Leasing arrangements for private companies to exploit natural resources on public lands have proven profitable for the government, but environmentalists and others have long protested the destruction of mined lands and the deforestation caused by logging operations.
Central to issues concerning reservation of public lands is the Mineral Leasing Act (MLA) of 1920. In the early twentieth century, Congress began recognizing that certain public lands should not be included in the Homestead Act or the General Mining Law, legislation which authorized the transfer of public lands to private ownership. Some land would be reserved by the federal government, who would see to the preservation of natural resources on these lands as well as manage their economic yields. The MLA followed previous acts that were working toward this goal, including Organic Act of 1897, which established the National Forest System and the National Park Service Act.
The government made this move largely because of the relative unknowns regarding oil reserves in the American West, which, at the turn-of-the-century, was still unexplored and undeveloped. At that time, California was the fifth largest oil-producing state, it produced just nine percent of the nation’s oil. However, during the first decade of the new century, big oil companies, including Standard Oil, Philips Petroleum, and the Santa Fe and Southern Pacific railroads ramped up their exploration and drilling in the west. In 1911, the oil production of the west skyrocketed; the west was now producing seventy-two percent of the nation’s oil. That same year, the United States Supreme Court upheld the lower court’s decision to break up the Standard Oil Trust.
During this era, the majority of drilling was occurring on private or state-held land in Texas, Oklahoma, Kansas and California. But soon the demand for oil became too great, and the oil companies began exploring federal public lands, focusing on California and the northern Great Plains. The San Joaquin Valley and the Los Angeles basin were prized, as the crude oil there was found to be rich in high-octane hydrocarbons, the best petroleum for refining into gasoline.
The oil barons were excite about the deposits found on federal public lands for two reasons. For one thing, these lands were far more cheaply accessible than deposits that had been located in the Gulf of Mexico or coastal California. Moreover, in 1897, the “Oil Placer Act” passed by Congress dictated that, due to the General Mining Law of 1872, all public lands containing petroleum or other mineral oils and chiefly valuable therefore" were "free and open to occupation, exploration, and purchase.”

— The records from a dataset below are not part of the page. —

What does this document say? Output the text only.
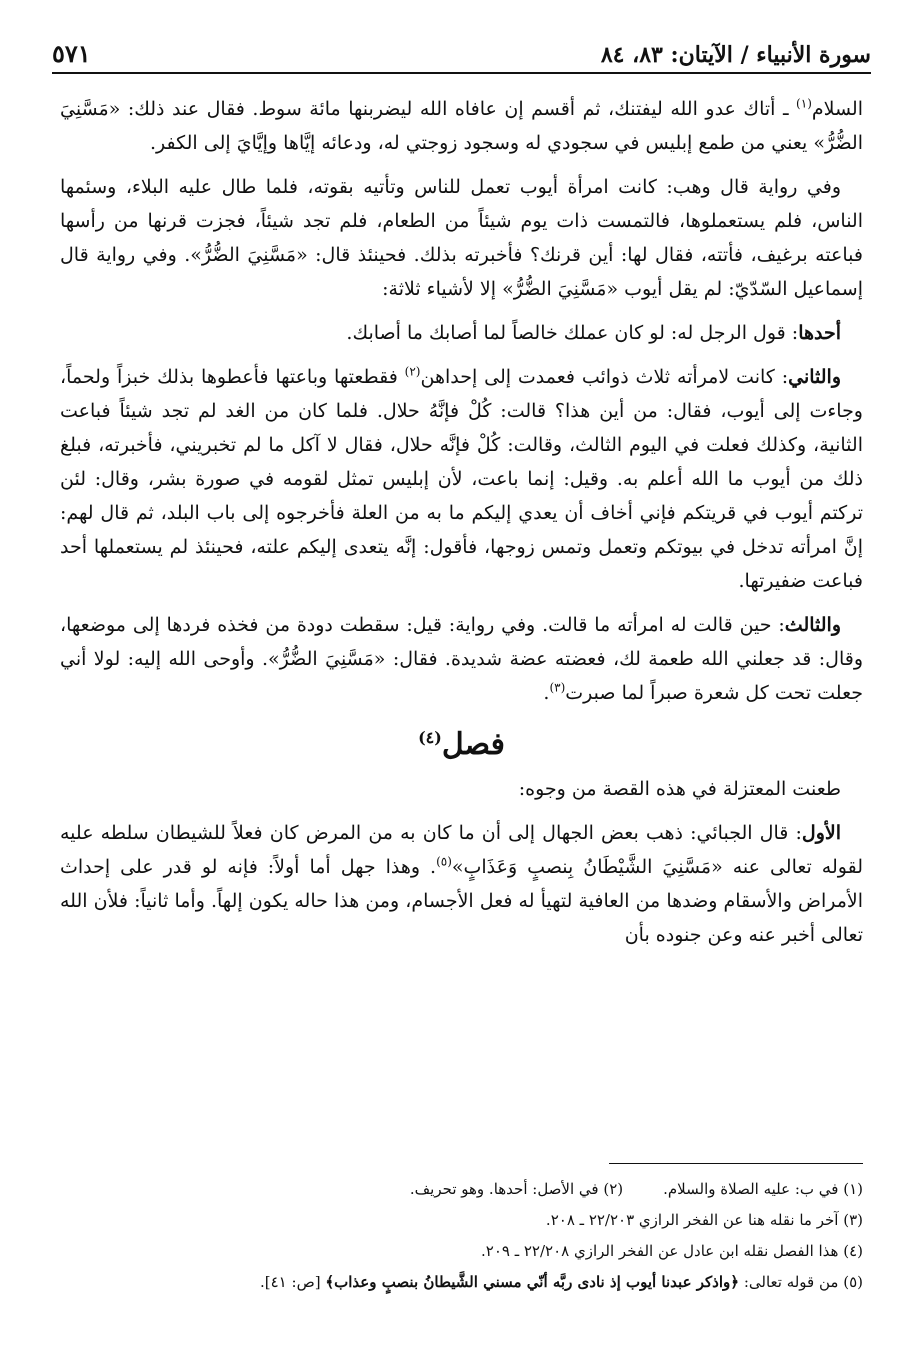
سورة الأنبياء / الآيتان: ٨٣، ٨٤
٥٧١

السلام$^{(١)}$ ـ أتاك عدو الله ليفتنك، ثم أقسم إن عافاه الله ليضربنها مائة سوط. فقال عند ذلك: «مَسَّنِيَ الضُّرُّ» يعني من طمع إبليس في سجودي له وسجود زوجتي له، ودعائه إيَّاها وإيَّايَ إلى الكفر.

وفي رواية قال وهب: كانت امرأة أيوب تعمل للناس وتأتيه بقوته، فلما طال عليه البلاء، وسئمها الناس، فلم يستعملوها، فالتمست ذات يوم شيئاً من الطعام، فلم تجد شيئاً، فجزت قرنها من رأسها فباعته برغيف، فأتته، فقال لها: أين قرنك؟ فأخبرته بذلك. فحينئذ قال: «مَسَّنِيَ الضُّرُّ». وفي رواية قال إسماعيل السّدّيّ: لم يقل أيوب «مَسَّنِيَ الضُّرُّ» إلا لأشياء ثلاثة:

أحدها: قول الرجل له: لو كان عملك خالصاً لما أصابك ما أصابك.

والثاني: كانت لامرأته ثلاث ذوائب فعمدت إلى إحداهن$^{(٢)}$ فقطعتها وباعتها فأعطوها بذلك خبزاً ولحماً، وجاءت إلى أيوب، فقال: من أين هذا؟ قالت: كُلْ فإنَّهُ حلال. فلما كان من الغد لم تجد شيئاً فباعت الثانية، وكذلك فعلت في اليوم الثالث، وقالت: كُلْ فإنَّه حلال، فقال لا آكل ما لم تخبريني، فأخبرته، فبلغ ذلك من أيوب ما الله أعلم به. وقيل: إنما باعت، لأن إبليس تمثل لقومه في صورة بشر، وقال: لئن تركتم أيوب في قريتكم فإني أخاف أن يعدي إليكم ما به من العلة فأخرجوه إلى باب البلد، ثم قال لهم: إنَّ امرأته تدخل في بيوتكم وتعمل وتمس زوجها، فأقول: إنَّه يتعدى إليكم علته، فحينئذ لم يستعملها أحد فباعت ضفيرتها.

والثالث: حين قالت له امرأته ما قالت. وفي رواية: قيل: سقطت دودة من فخذه فردها إلى موضعها، وقال: قد جعلني الله طعمة لك، فعضته عضة شديدة. فقال: «مَسَّنِيَ الضُّرُّ». وأوحى الله إليه: لولا أني جعلت تحت كل شعرة صبراً لما صبرت$^{(٣)}$.

فصل$^{(٤)}$

طعنت المعتزلة في هذه القصة من وجوه:

الأول: قال الجبائي: ذهب بعض الجهال إلى أن ما كان به من المرض كان فعلاً للشيطان سلطه عليه لقوله تعالى عنه «مَسَّنِيَ الشَّيْطَانُ بِنصبٍ وَعَذَابٍ»$^{(٥)}$. وهذا جهل أما أولاً: فإنه لو قدر على إحداث الأمراض والأسقام وضدها من العافية لتهيأ له فعل الأجسام، ومن هذا حاله يكون إلهاً. وأما ثانياً: فلأن الله تعالى أخبر عنه وعن جنوده بأن

(١) في ب: عليه الصلاة والسلام.
(٢) في الأصل: أحدها. وهو تحريف.
(٣) آخر ما نقله هنا عن الفخر الرازي ٢٢/٢٠٣ ـ ٢٠٨.
(٤) هذا الفصل نقله ابن عادل عن الفخر الرازي ٢٢/٢٠٨ ـ ٢٠٩.
(٥) من قوله تعالى: ﴿واذكر عبدنا أيوب إذ نادى ربَّه أنّي مسني الشَّيطانُ بنصبٍ وعذاب﴾ [ص: ٤١].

Additionally, the Mining Act gave citizens the authority to prospect for minerals, including gold, silver, and oil, on public lands. The discoverer of these resources could stake multiple claims to both the minerals and the land in which the minerals had been found. The requirements for securing these lands was minimal. The claimant need only prove that the mine was capable of producing “valuable quantities” of minerals, and that the miner spend at least one hundred dollars per year on improvements and employment. No royalties of any kind or other payment was necessary to the United States government. After the miner had spent five hundred dollars, he was able to buy any adjacent land he wished at just five dollars per acre.
The Mining Act authorized all citizens to enter onto the public lands to prospect for minerals (such as gold, silver, copper, and lead, as well as oil and other fossil fuels), and it allowed the discoverer to stake multiple claims both to the minerals and to their surrounding lands. The only legal requirements for the establishment of a claim were that the mine be capable of producing minerals in "valuable quantities" and that the miner spend at least $100 each year on labor or capital improvements at the site. Upon satisfaction of these minimal conditions, the locator of the minerals could extract and market the minerals without royalty or other recompense to the United States. After expenditure of $500 of labor or capital investment, the miner also could purchase the land adjacent to the minerals for five dollars per acre.